= Gena Johnson =

Gena Johnson is an American music producer and audio engineer. She is a multi-nominee—and the first female nominee—for the Academy of Country Music Awards Audio Engineer of the Year and has won two Grammy Awards.

== Early life ==
She was introduced to audio recording through her grandfather's reel-to-reel recorder and "knew I wanted to do something behind the scenes in music." She sang in church and began classical voice lessons when she was 12. Her grandfather would record her singing and their conversations.

== Career ==
Johnson graduated from Minnesota State University, Mankato in 2012 with a Music Industry degree and moved to Nashville in 2013. After arriving in Nashville, she worked as an intern at recording studio Welcome to 1979 where she "fixed tape machines and consoles." She described her early analog experiences (the studio wasn't using a digital audio workstation) as helping her learn to troubleshoot quickly and "learning how the gear worked to be able to fix technical issues that could arise during sessions." Johnson also worked with Michael Wagener, who had produced music by Metallica and Ozzy Osbourne, as well as with Ben Folds and Dave Cobb at RCA Studio A.

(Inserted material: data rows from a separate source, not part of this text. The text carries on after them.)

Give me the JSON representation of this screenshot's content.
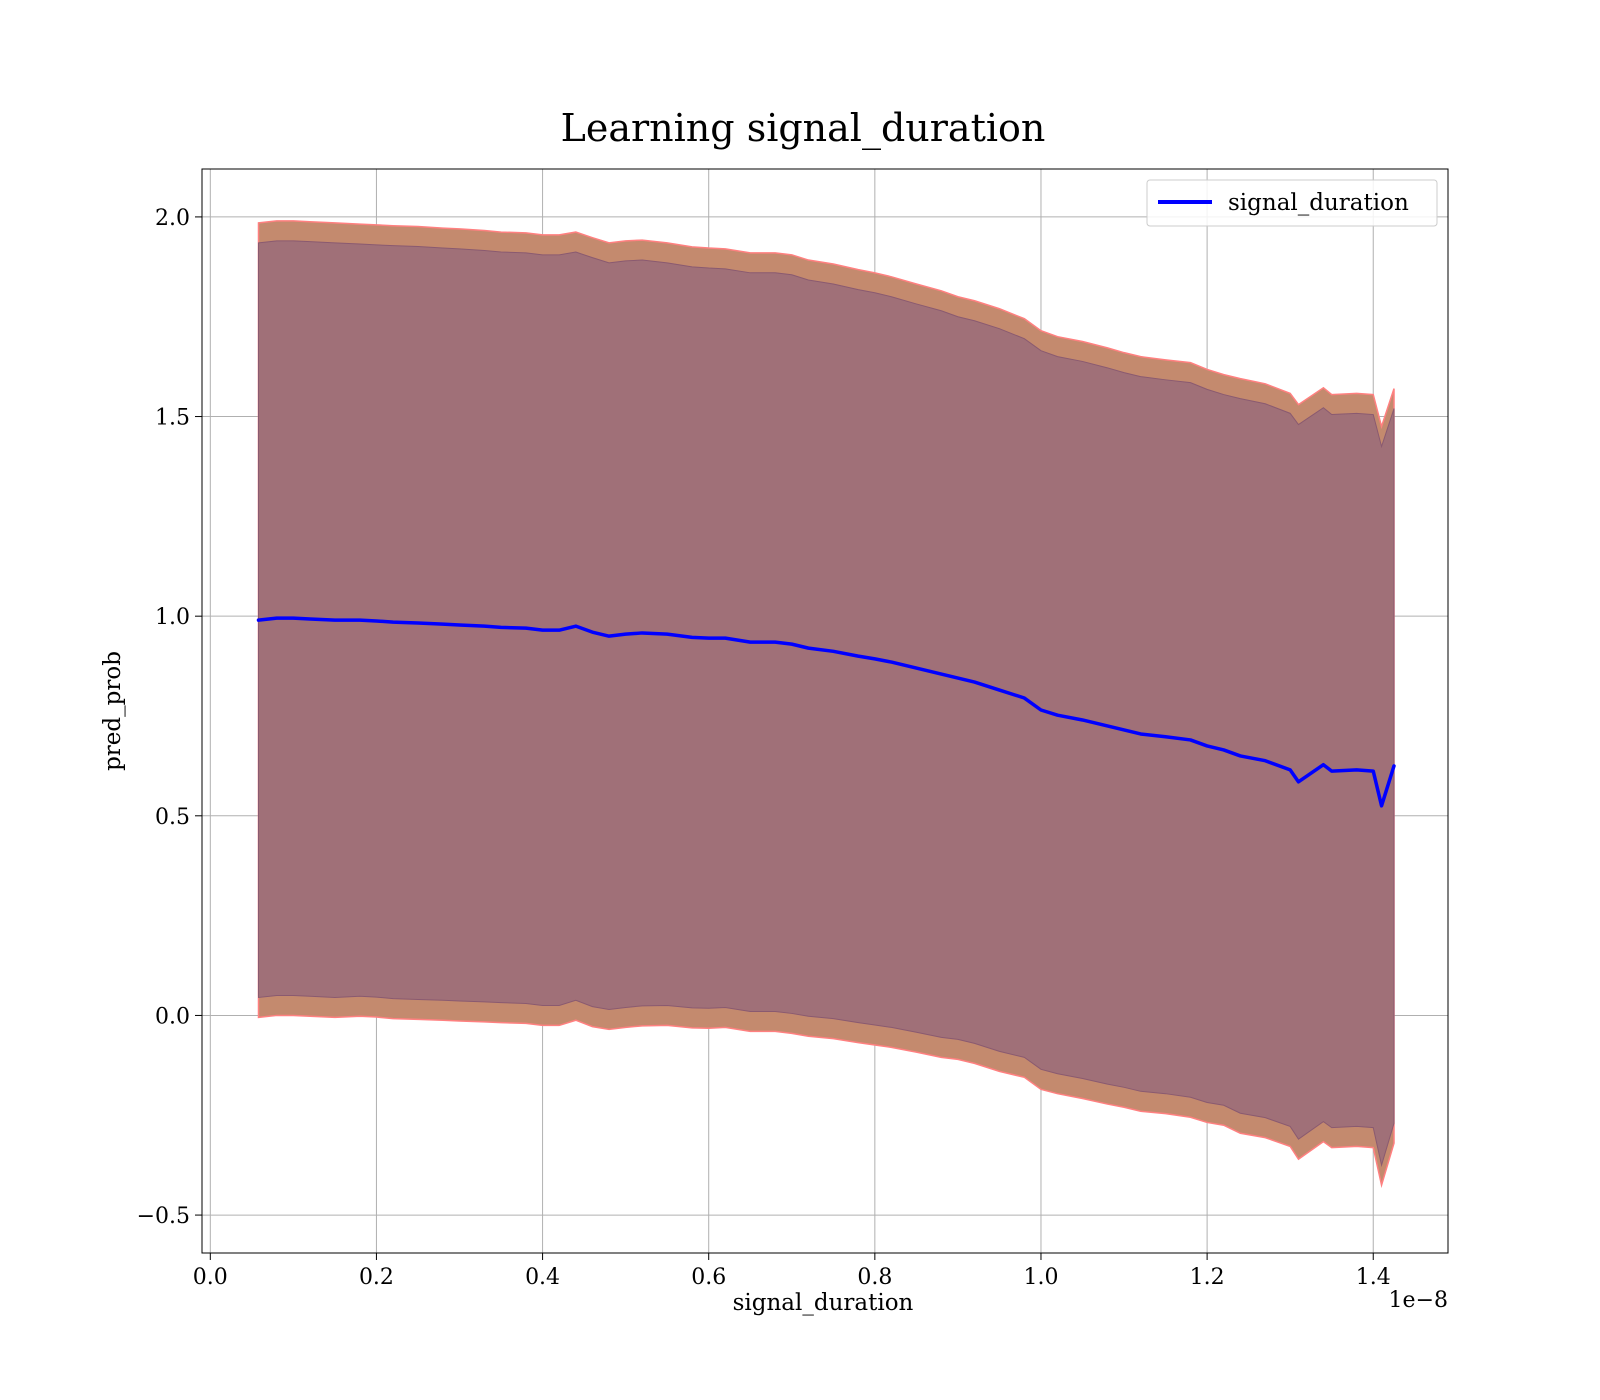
{
  "chart_data": {
    "type": "line",
    "title": "Learning signal_duration",
    "xlabel": "signal_duration",
    "ylabel": "pred_prob",
    "x_offset_text": "1e−8",
    "xlim": [
      -0.01,
      1.49
    ],
    "ylim": [
      -0.595,
      2.12
    ],
    "x_ticks": [
      0.0,
      0.2,
      0.4,
      0.6,
      0.8,
      1.0,
      1.2,
      1.4
    ],
    "x_tick_labels": [
      "0.0",
      "0.2",
      "0.4",
      "0.6",
      "0.8",
      "1.0",
      "1.2",
      "1.4"
    ],
    "y_ticks": [
      -0.5,
      0.0,
      0.5,
      1.0,
      1.5,
      2.0
    ],
    "y_tick_labels": [
      "−0.5",
      "0.0",
      "0.5",
      "1.0",
      "1.5",
      "2.0"
    ],
    "grid": true,
    "legend": {
      "position": "top-right",
      "entries": [
        "signal_duration"
      ]
    },
    "series": [
      {
        "name": "signal_duration",
        "color": "#0000ff",
        "x": [
          0.058,
          0.08,
          0.1,
          0.12,
          0.15,
          0.18,
          0.2,
          0.22,
          0.25,
          0.28,
          0.3,
          0.33,
          0.35,
          0.38,
          0.4,
          0.42,
          0.44,
          0.46,
          0.48,
          0.5,
          0.52,
          0.55,
          0.58,
          0.6,
          0.62,
          0.65,
          0.68,
          0.7,
          0.72,
          0.75,
          0.78,
          0.8,
          0.82,
          0.85,
          0.88,
          0.9,
          0.92,
          0.95,
          0.98,
          1.0,
          1.02,
          1.05,
          1.08,
          1.1,
          1.12,
          1.15,
          1.18,
          1.2,
          1.22,
          1.24,
          1.27,
          1.3,
          1.31,
          1.34,
          1.35,
          1.38,
          1.4,
          1.41,
          1.425
        ],
        "y": [
          0.99,
          0.995,
          0.995,
          0.993,
          0.99,
          0.99,
          0.988,
          0.985,
          0.983,
          0.98,
          0.978,
          0.975,
          0.972,
          0.97,
          0.965,
          0.965,
          0.975,
          0.96,
          0.95,
          0.955,
          0.958,
          0.955,
          0.947,
          0.945,
          0.945,
          0.935,
          0.935,
          0.93,
          0.92,
          0.912,
          0.9,
          0.893,
          0.885,
          0.87,
          0.855,
          0.845,
          0.835,
          0.815,
          0.795,
          0.765,
          0.752,
          0.74,
          0.725,
          0.715,
          0.705,
          0.698,
          0.69,
          0.675,
          0.665,
          0.65,
          0.638,
          0.615,
          0.585,
          0.628,
          0.612,
          0.615,
          0.612,
          0.525,
          0.625
        ],
        "band_outer": {
          "color": "#c48a6e",
          "edge_color": "#ff8080",
          "upper": [
            1.985,
            1.99,
            1.99,
            1.988,
            1.985,
            1.982,
            1.98,
            1.978,
            1.976,
            1.972,
            1.97,
            1.966,
            1.962,
            1.96,
            1.955,
            1.955,
            1.962,
            1.948,
            1.935,
            1.94,
            1.942,
            1.935,
            1.925,
            1.922,
            1.92,
            1.91,
            1.91,
            1.905,
            1.892,
            1.882,
            1.868,
            1.86,
            1.85,
            1.832,
            1.815,
            1.8,
            1.79,
            1.77,
            1.745,
            1.715,
            1.7,
            1.688,
            1.672,
            1.66,
            1.65,
            1.642,
            1.635,
            1.618,
            1.605,
            1.595,
            1.582,
            1.558,
            1.53,
            1.572,
            1.555,
            1.558,
            1.555,
            1.475,
            1.57
          ],
          "lower": [
            -0.005,
            0.0,
            0.0,
            -0.002,
            -0.005,
            -0.002,
            -0.004,
            -0.008,
            -0.01,
            -0.012,
            -0.014,
            -0.016,
            -0.018,
            -0.02,
            -0.025,
            -0.025,
            -0.012,
            -0.028,
            -0.035,
            -0.03,
            -0.026,
            -0.025,
            -0.031,
            -0.032,
            -0.03,
            -0.04,
            -0.04,
            -0.045,
            -0.052,
            -0.058,
            -0.068,
            -0.074,
            -0.08,
            -0.092,
            -0.105,
            -0.11,
            -0.12,
            -0.14,
            -0.155,
            -0.185,
            -0.196,
            -0.208,
            -0.222,
            -0.23,
            -0.24,
            -0.246,
            -0.255,
            -0.268,
            -0.275,
            -0.295,
            -0.306,
            -0.328,
            -0.36,
            -0.316,
            -0.331,
            -0.328,
            -0.331,
            -0.425,
            -0.32
          ]
        },
        "band_inner": {
          "color": "#a07078",
          "upper": [
            1.935,
            1.94,
            1.94,
            1.938,
            1.935,
            1.932,
            1.93,
            1.928,
            1.926,
            1.922,
            1.92,
            1.916,
            1.912,
            1.91,
            1.905,
            1.905,
            1.912,
            1.898,
            1.885,
            1.89,
            1.892,
            1.885,
            1.875,
            1.872,
            1.87,
            1.86,
            1.86,
            1.855,
            1.842,
            1.832,
            1.818,
            1.81,
            1.8,
            1.782,
            1.765,
            1.75,
            1.74,
            1.72,
            1.695,
            1.665,
            1.65,
            1.638,
            1.622,
            1.61,
            1.6,
            1.592,
            1.585,
            1.568,
            1.555,
            1.545,
            1.532,
            1.508,
            1.48,
            1.522,
            1.505,
            1.508,
            1.505,
            1.425,
            1.52
          ],
          "lower": [
            0.045,
            0.05,
            0.05,
            0.048,
            0.045,
            0.048,
            0.046,
            0.042,
            0.04,
            0.038,
            0.036,
            0.034,
            0.032,
            0.03,
            0.025,
            0.025,
            0.038,
            0.022,
            0.015,
            0.02,
            0.024,
            0.025,
            0.019,
            0.018,
            0.02,
            0.01,
            0.01,
            0.005,
            -0.002,
            -0.008,
            -0.018,
            -0.024,
            -0.03,
            -0.042,
            -0.055,
            -0.06,
            -0.07,
            -0.09,
            -0.105,
            -0.135,
            -0.146,
            -0.158,
            -0.172,
            -0.18,
            -0.19,
            -0.196,
            -0.205,
            -0.218,
            -0.225,
            -0.245,
            -0.256,
            -0.278,
            -0.31,
            -0.266,
            -0.281,
            -0.278,
            -0.281,
            -0.375,
            -0.27
          ]
        }
      }
    ]
  }
}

Johnson has worked with artists including John Prine, Kacey Musgraves, Ashley Monroe, Chris Stapleton, Jason Isbell, Kathleen Edwards, and Brandi Carlile and The Highwomen. Her first number one was Lee Brice's "I Don't Dance (album)" in 2014 and she engineered John Prine's last vocal session, for "I Remember Everything", which earned two posthumous Grammy Awards.

== Professional awards ==
Johnson has been nominated for Academy of Country Music (ACM) Awards Audio Engineer of the Year in 2021, 2022, and 2023. She was the first female engineer to ever be nominated. She has won two Grammy awards, for Best Americana Album (Jason Isbell and the 400 Unit's "Weathervanes") and for Best Country Album (Chris Stapleton's "Starting Over").